Raffarin avait annoncé 230 mesures pour réformer l'État, ce qui devait générer 500 millions d'euros d'économies. La chasse aux taille-crayons était ouverte, avec Francis Mer comme « Grand Veneur » qui avait réuni une commission de plusieurs dizaines de personnes pour organiser cette chasse!
François Fillon avait le projet de noter les ministres. Ce rôle de professeur était comique. Il les jugeait sur leurs aptitudes à faire passer des textes: cela revenait à leur capacité de nuire puisque le pays croule sous l'inondation de lois.
Une autre méthode fut la révision générale des politiques publiques (RGPP) qui consiste en une analyse des missions et des actions de l'État, suivie de la mise en oeuvre de scénarios de réformes structurelles.

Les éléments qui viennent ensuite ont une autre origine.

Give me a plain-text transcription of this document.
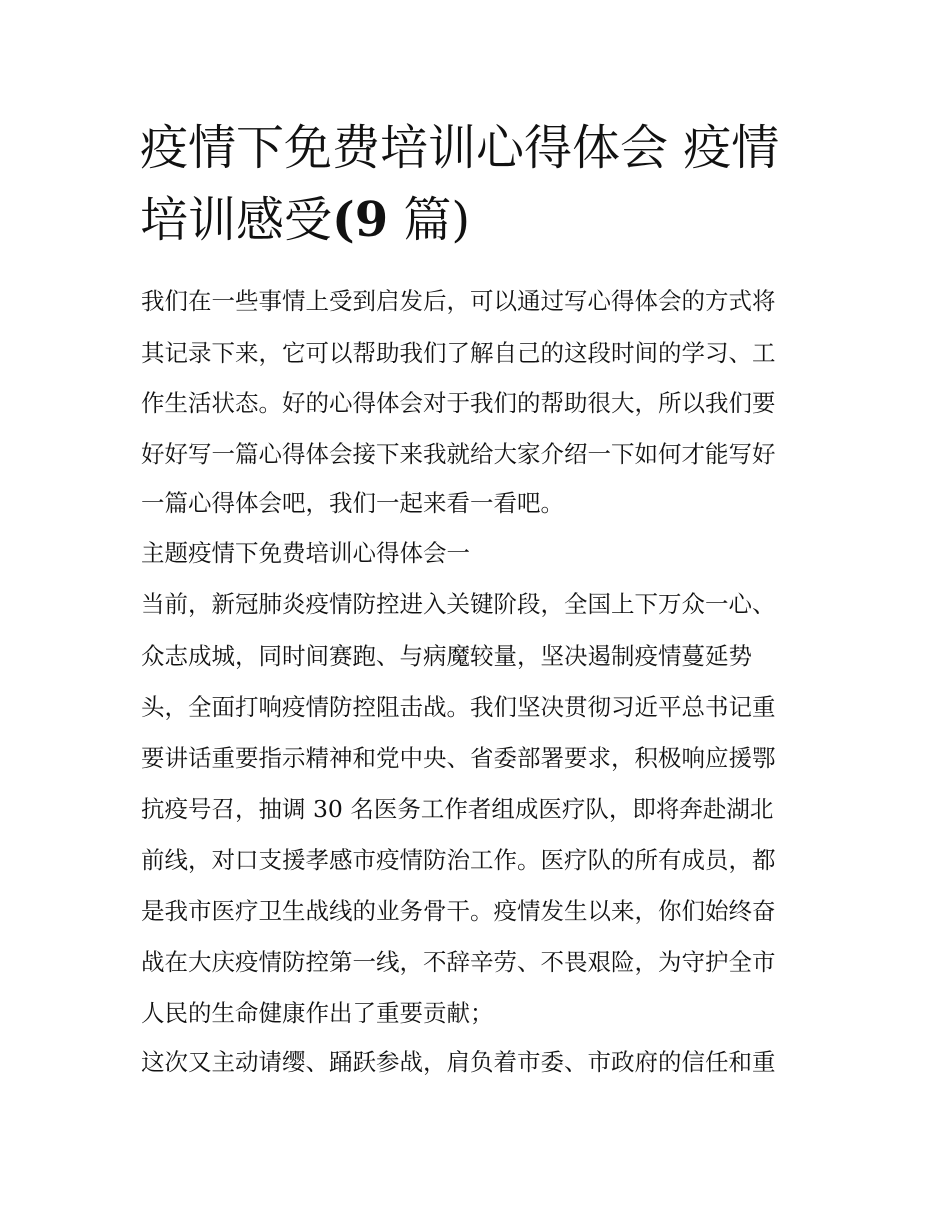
疫情下免费培训心得体会 疫情培训感受(9 篇)

我们在一些事情上受到启发后，可以通过写心得体会的方式将

其记录下来，它可以帮助我们了解自己的这段时间的学习、工

作生活状态。好的心得体会对于我们的帮助很大，所以我们要

好好写一篇心得体会接下来我就给大家介绍一下如何才能写好

一篇心得体会吧，我们一起来看一看吧。

主题疫情下免费培训心得体会一

当前，新冠肺炎疫情防控进入关键阶段，全国上下万众一心、

众志成城，同时间赛跑、与病魔较量，坚决遏制疫情蔓延势

头，全面打响疫情防控阻击战。我们坚决贯彻习近平总书记重

要讲话重要指示精神和党中央、省委部署要求，积极响应援鄂

抗疫号召，抽调 30 名医务工作者组成医疗队，即将奔赴湖北

前线，对口支援孝感市疫情防治工作。医疗队的所有成员，都

是我市医疗卫生战线的业务骨干。疫情发生以来，你们始终奋

战在大庆疫情防控第一线，不辞辛劳、不畏艰险，为守护全市

人民的生命健康作出了重要贡献；

这次又主动请缨、踊跃参战，肩负着市委、市政府的信任和重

Cette RGPP inaugurée en 2007 puis poursuivie en 2012 n'a guère donné de résultats probants. Elle ne le pouvait pas, car selon une vieille tradition républicaine, elle dégageait une forte puanteur d'usine à gaz.
La fausse droite laissant la place à la vraie gauche, celle-ci a voulu continuer mais autrement. Nous voilà partis vers un audit des politiques publiques qui doit se prolonger pendant tout le quinquennat. Adieu à la RGPP et bonjour à la MAP ou « modernisation de l'action publique ». Personne ne voit pourquoi cela marcherait mieux maintenant.
Les objectifs avoués
Les personnes au pouvoir depuis des lustres sont noyées dans la même idéologie super-étatique, et ce quelle que soit leur place appartenance sur l'échiquier politique. Bien que lavés et relavés par la Pensée Unique Totalitaire qu'ils alimentent comme d'autres, il leur reste assez de bon sens pour constater qu'ils agissent dans le vide.
En 2007, un audit avait dénoncé les dysfonctionnements: « Le travail de coordination interministériel connaît un emballement pathologique propre à la France ». Il y a trop de réunions interministérielles, trop de conseillers, trop de décisions prises sans l'avis des ministres, et le gouvernement ne parvient plus à travailler.
Le phénomène s'est accru d'année en année. Les rapporteurs n'ont certes pas eu l'idée que le mal venait justement du nombre de ministres! L'une des conséquences est la pléthore croissante des cabinets ministériels.
Il en résulte, de temps à autre, la résurgence de l'idée de réformer l'État.
Les objectifs avoués n'ont rien d'absurde: dépenser mieux, être plus efficace, faire des économies. Pour justifier l'immense remue-méninge de la maladie de la réformite, les chiffres d'économies prévues sont calculés à grand renfort d'experts. Ils sont faux par nature; s'ils étaient justes, par miracle, ces économies ne seraient jamais réalisées, les administrations faisant le gros dos en attendant la fin de l'épidémie.